Tony Blair then attempts to give a timeline for the present war in the Lebanon. It reads like a child's version of events - selective, distorted and simplistic. For every action of Hamas and Hezbollah, there has been as big or greater action or reaction from Israel, take your pick from the list above. The basic problem is this, Tony Blair. Israel was created from the land of the Palestinians. The Palestinians had no say in the matter. But since then, they have seen the Israeli state grow in stature to become a mean and cruel state - it has taken land, livelihood, water, farms and towns and villages, and lives, and the Palestinian people have been squeezed ever harder and harder into an abject and impoverished state, a breeding ground for violent reaction, or terrorism, if you wish to call it by this simplistic term. The simple fact is, until Israel withdraws to its boundaries from before the six-day war, as demanded by many UN resolutions, there is no prospect of peace, not now, not in a generation, not in a hundred years. If this is what Israel wants, and its backers, particularly America, then there will be no changing this prospect. But by then this part of the world will be so hot, so searing, so arid, that nothing will live in this area in any case. The buildings will crumble, the rivers will dry and the sands will cover the stones and the blood, the memories and the hatred. With luck, even the nuclear bombs will be irretrievably buried. Tony Blair says that peace is all that most Palestinians want. Yes, they yearn for this, as to do most Israelis. But they will not take peace at any price, they want their lands back, they want the illegal settlement of the West Bank to be reversed, and they want Israel to honour the UN resolutions that Israel has consistently refused to honour.

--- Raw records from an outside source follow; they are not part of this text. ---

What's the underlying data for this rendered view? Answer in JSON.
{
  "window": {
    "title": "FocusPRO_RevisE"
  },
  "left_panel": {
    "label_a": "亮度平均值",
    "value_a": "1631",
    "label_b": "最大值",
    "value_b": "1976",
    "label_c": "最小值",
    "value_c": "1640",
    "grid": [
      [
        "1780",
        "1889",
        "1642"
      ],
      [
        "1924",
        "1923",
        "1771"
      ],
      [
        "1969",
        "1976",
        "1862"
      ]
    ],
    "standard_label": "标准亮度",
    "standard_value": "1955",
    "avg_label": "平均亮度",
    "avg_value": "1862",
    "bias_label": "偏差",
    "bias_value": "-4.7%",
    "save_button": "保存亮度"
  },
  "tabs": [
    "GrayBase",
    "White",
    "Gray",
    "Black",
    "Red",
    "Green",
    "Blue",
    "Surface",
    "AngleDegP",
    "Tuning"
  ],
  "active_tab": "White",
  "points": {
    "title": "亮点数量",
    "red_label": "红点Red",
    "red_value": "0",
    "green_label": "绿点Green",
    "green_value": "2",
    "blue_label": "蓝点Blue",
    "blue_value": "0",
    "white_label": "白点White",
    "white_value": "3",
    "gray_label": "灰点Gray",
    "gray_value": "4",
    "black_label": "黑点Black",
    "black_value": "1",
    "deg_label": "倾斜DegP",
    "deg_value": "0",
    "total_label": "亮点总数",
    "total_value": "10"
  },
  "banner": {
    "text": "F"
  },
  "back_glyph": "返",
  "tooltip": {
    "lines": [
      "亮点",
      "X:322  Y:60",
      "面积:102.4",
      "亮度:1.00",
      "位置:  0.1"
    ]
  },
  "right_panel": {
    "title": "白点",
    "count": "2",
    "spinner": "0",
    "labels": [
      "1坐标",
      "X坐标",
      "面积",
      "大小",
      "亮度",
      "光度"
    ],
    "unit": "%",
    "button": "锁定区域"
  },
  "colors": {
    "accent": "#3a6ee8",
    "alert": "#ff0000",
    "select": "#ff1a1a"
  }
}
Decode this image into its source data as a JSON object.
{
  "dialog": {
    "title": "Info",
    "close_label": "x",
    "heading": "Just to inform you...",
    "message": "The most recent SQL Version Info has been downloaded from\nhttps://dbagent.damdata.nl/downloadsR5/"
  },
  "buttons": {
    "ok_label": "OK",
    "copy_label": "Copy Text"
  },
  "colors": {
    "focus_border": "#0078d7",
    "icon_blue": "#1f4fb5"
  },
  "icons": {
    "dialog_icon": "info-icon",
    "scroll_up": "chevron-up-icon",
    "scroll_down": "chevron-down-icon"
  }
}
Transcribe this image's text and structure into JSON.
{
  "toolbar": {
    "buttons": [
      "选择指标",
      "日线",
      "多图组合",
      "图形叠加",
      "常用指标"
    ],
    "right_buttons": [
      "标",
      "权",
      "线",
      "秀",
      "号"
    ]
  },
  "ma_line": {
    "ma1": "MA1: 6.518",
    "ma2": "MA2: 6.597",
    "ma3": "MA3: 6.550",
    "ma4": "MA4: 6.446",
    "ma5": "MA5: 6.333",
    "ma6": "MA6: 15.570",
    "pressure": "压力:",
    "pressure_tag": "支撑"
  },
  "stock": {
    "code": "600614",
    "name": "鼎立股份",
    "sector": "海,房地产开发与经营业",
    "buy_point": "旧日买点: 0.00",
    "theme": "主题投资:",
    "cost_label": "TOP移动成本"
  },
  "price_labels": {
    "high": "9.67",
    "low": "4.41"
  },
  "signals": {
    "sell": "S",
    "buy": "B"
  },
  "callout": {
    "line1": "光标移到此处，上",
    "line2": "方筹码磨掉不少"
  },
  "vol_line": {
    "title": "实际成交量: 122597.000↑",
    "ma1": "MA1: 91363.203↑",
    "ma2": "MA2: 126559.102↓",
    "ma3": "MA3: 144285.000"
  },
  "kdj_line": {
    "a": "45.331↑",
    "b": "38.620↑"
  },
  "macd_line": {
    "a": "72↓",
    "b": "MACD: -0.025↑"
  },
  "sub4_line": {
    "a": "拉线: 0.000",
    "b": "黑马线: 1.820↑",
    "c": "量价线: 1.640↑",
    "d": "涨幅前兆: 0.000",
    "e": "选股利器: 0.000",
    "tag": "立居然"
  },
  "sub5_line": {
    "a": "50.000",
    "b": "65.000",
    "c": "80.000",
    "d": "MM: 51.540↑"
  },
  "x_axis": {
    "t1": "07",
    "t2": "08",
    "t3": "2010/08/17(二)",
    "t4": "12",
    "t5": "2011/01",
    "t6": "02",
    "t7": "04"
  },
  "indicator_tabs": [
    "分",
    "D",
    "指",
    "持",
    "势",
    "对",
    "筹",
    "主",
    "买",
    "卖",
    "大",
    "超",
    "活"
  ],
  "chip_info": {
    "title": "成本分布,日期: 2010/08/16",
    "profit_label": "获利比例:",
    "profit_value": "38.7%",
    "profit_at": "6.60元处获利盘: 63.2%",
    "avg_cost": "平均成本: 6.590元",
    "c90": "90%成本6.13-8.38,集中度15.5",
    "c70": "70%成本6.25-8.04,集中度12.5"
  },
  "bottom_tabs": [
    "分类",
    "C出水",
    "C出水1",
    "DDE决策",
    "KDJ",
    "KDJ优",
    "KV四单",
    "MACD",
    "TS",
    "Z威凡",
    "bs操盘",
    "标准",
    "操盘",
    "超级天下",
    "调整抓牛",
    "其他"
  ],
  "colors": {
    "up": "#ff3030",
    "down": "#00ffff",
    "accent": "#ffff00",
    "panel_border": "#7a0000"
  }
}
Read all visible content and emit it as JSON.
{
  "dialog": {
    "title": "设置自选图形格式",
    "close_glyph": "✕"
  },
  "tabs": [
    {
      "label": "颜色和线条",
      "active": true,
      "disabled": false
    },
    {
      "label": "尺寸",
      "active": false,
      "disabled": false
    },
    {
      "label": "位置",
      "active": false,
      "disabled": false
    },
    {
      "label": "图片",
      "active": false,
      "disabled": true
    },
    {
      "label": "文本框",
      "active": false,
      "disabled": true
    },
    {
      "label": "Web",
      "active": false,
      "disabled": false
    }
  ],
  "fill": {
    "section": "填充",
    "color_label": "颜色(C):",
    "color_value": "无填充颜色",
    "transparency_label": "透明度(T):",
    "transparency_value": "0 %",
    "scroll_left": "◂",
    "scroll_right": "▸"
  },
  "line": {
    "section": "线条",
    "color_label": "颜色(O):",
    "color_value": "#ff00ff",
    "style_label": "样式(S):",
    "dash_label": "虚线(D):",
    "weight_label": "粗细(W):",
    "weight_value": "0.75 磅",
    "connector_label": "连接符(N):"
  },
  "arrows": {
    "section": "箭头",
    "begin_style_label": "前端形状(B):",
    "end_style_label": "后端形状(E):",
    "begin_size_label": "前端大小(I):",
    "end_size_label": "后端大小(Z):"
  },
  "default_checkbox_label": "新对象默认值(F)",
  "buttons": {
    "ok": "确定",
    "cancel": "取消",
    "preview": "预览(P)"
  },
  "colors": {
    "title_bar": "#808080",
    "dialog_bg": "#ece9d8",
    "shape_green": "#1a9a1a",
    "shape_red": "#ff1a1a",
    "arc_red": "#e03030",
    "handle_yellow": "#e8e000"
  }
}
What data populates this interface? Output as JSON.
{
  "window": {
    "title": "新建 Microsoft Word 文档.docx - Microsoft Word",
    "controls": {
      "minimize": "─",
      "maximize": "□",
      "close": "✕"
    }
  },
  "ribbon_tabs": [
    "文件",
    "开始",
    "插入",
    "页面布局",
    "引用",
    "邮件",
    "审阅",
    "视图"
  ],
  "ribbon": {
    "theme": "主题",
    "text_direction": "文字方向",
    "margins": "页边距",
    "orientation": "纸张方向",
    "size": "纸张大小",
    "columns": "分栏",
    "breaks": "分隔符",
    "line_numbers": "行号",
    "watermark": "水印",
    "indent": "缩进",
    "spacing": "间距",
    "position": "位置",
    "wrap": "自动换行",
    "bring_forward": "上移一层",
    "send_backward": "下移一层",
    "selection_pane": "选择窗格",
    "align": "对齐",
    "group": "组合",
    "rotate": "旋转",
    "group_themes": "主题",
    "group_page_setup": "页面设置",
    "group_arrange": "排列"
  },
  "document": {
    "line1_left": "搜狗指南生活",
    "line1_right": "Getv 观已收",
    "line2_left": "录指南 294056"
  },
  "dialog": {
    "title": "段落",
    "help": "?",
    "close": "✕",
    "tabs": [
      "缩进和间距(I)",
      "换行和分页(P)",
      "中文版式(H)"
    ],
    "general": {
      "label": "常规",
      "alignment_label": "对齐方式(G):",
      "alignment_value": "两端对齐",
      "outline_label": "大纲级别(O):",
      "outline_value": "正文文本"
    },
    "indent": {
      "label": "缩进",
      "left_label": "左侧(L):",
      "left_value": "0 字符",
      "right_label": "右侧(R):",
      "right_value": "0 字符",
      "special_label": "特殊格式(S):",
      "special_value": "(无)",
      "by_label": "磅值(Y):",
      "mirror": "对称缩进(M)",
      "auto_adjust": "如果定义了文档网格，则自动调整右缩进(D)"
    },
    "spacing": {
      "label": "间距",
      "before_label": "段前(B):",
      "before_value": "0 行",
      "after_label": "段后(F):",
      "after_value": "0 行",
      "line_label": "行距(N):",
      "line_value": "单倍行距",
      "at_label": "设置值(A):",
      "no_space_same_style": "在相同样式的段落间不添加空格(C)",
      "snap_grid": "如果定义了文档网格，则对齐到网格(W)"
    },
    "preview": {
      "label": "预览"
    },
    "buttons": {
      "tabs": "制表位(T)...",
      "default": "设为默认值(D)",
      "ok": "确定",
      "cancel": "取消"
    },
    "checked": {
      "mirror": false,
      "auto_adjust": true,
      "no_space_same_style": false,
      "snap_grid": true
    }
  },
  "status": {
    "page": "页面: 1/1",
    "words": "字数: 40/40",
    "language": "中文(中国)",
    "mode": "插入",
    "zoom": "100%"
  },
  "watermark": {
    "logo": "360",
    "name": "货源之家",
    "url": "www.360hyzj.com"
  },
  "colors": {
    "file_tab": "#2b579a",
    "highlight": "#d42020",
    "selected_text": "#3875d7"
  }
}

The state of Israel has a huge military force, including an arsenal of 200 nuclear weapons, supported and financed by America. The bombs dropped on Lebanon have American labels on them, the missiles fired at Palestinians were likely made in Texas, and the fragments will have the serial numbers on them. Tony, do you think the Arabs are all so stupid that none of them can read? Do you not think, that if a missile were to come out of the blue and blow your family into a thousand bloody pieces, that you couldn't actually reassemble them, and you read the label on the thing that did this, that some small smidgen of doubt as to the benignity of the American administration might not register? And the same thing happens to your neighbour, your teacher, your cousin, the family you know on the other side of town, your parliamentary representative, your hospital, the family sitting on the beach trying to snatch a "peaceful" few minutes in their violent lives, and this happens day in, day out for fifty years, that something might not snap in your mind? That not only might you blame the people who actually pressed the button, or fired the shot or flew the plane, but the also the maker of these devices of destruction and the unapologetic backer of their use? Why can you not see this? You call it an "Arc of Extremism", I would call it an "Arc of Shame".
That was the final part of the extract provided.